An 'oof' would have escaped my mouldering lips were I in possession of vocal cords as pea after unboiled pea thudded into my stomach. My eye rolled slowly to look up the lane and I saw the accursed pea-shooter that blocked the lawn-mower of my goal. Just behind it bounced those wretched sunflowers, occupied with their perpetual bouncing and their constant grinning. It made me even more tired simply to -effortfully, granted- look at them.
Suddenly, a great hunk of browness filled my vision. Damn. A Wall-nut.
Well isn't that perfect.
I set to work dutifully, traffic cone slipping over my eye as I did so, tearing away at the thing in front of me. It grinned inanely at me as I did and I really had to wonder how aware the stupid thing was of what was going on. Slowly, its grin slipped somewhat as I progressed further.
I was slowing; those damn peas were still being hurled at me, and I was sure they'd dented my traffic cone. I liked that thing! Around me, the sounds of battle were on-going. Bert had long since fallen to the peas and I could hear Walter roaring in mindless rage as a pea soared by him, complete with his newspaper. The sound was quickly followed by his rampaging. He achieved this at a speed that I truly, truly envied.
I sighed slightly; he'd been a good zombie, and he'd damn near finished the crossword. Twenty pounds as well. Ah well, I mused, such is death. However, Walter must have been angrier than I'd thought. Seconds later, an incoherent screech of pained anger and…the buzz of a lawnmower as it careered crazily through the shambling ranks and out into the road.
My mouth slowly twisted into a grin, costing me a few shreds of flesh. True, success meant shredded fin-death but it was worth it for the cause. That graveyard was bloody crowded and the crypts were heaving with sulky bloodsuckers who were upset at our distressingly empty veins.
All we wanted was a bit of land to call our own, for goodness' sake. As another lawn-mower's noise suddenly filled my ears and it veered past me, I allowed myself to entertain the thought that we might win this battle. This gardener seemed rather more inept than any I had encountered before. Sometimes, you struck lucky.
Likely they were new to the game- didn't quite know how to deploy their plants properly, what was good for what, no dedication, etc. I would have lamented this decline in standards for a moment had it not been a decline in my favour. Even if a lawnmower mowed me down, if we won…then all it would take would be a couple of hours in the soil and voila. Rejuvenated zombie…or as rejuvenated as it was possible for an animated hunk of rotting flesh to be. Finally, I reached the pea plant and a grin spread across my face once more. "My," I rasped, "I'm going to enjoy this…"
Dark, moist, cramped. While they weren't the customary conditions for celebration, they nonetheless heralded one.
That I was conscious and clearly underground in good, yet unfamiliar soil meant we'd won and I was here for recovery. About done too, by the feel of things. Indeed, as I mused upon this, light spread in a thin line above my head and bits of earth pattered down as a shovel broke the skin of the freshly dug hole that I'd been entombed in. Bert peered in and grinned as he saw me. "You're awake; good." He extended a hand as he uttered this, and I saw the garden that only yesterday had been a battle-ground.
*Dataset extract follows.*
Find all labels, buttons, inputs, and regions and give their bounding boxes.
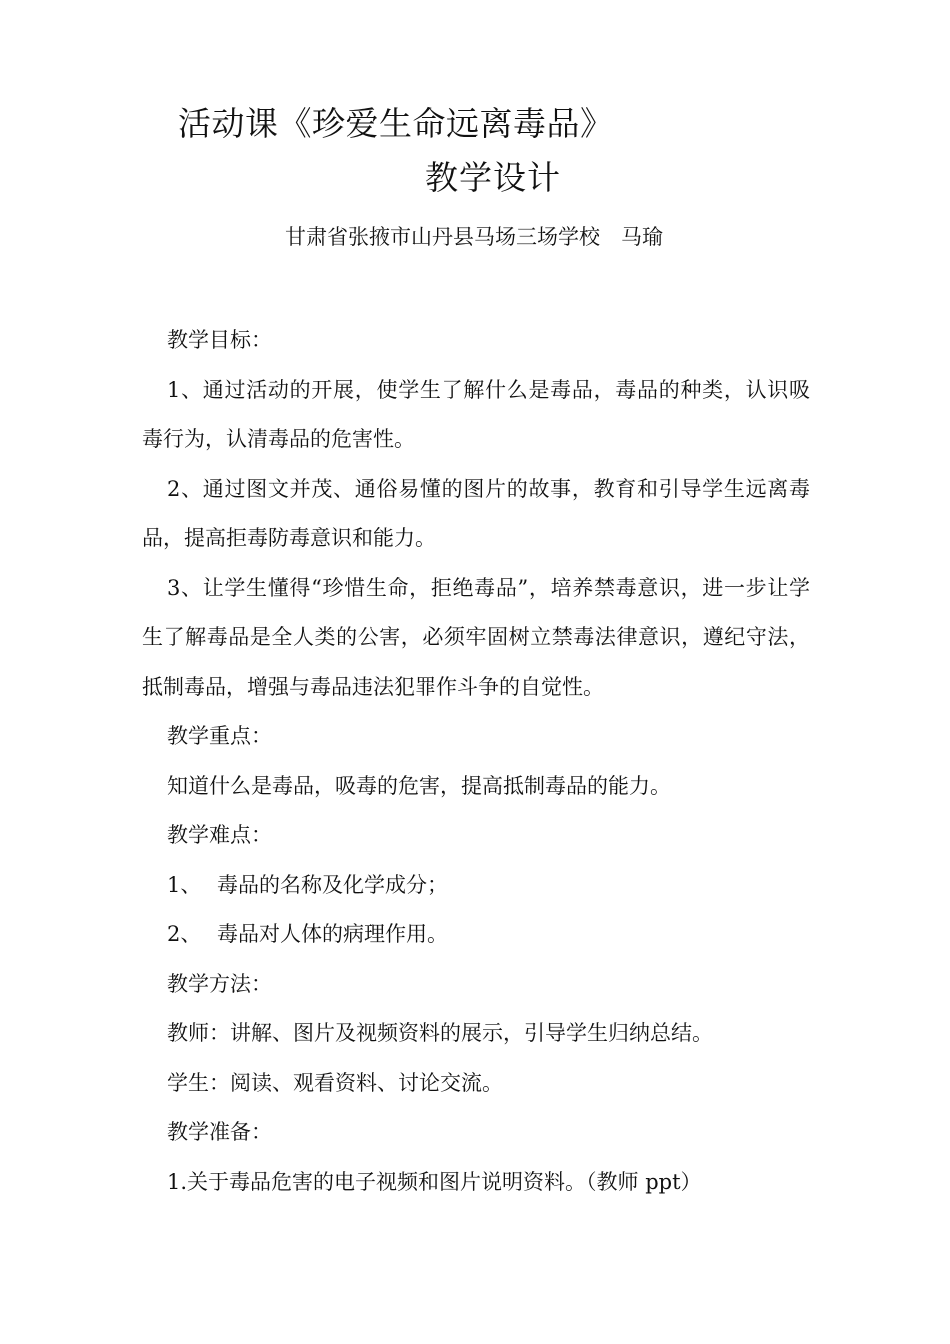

They'd done a good job; one could almost mistake it for a normal party if one's standards of normal were blood and brains for refreshment and vampires and zombies for guests. As it happened, mines were. I took a closer look at Bert- his skin was a pale blue still and likely ever would be for reasons that were inexplicable and would probably remain so.
We didn't know if any of us had ever been scientists; one didn't retain very many memories of Life, and what you did was never detailed. The closest any of us ever came to scientific enquiry was a vague, "Oh, is his skin still blue? I wonder why that is…" And then our attention would drift off, probably returning to brains. I often considered that it was a miracle we were capable of remembering names.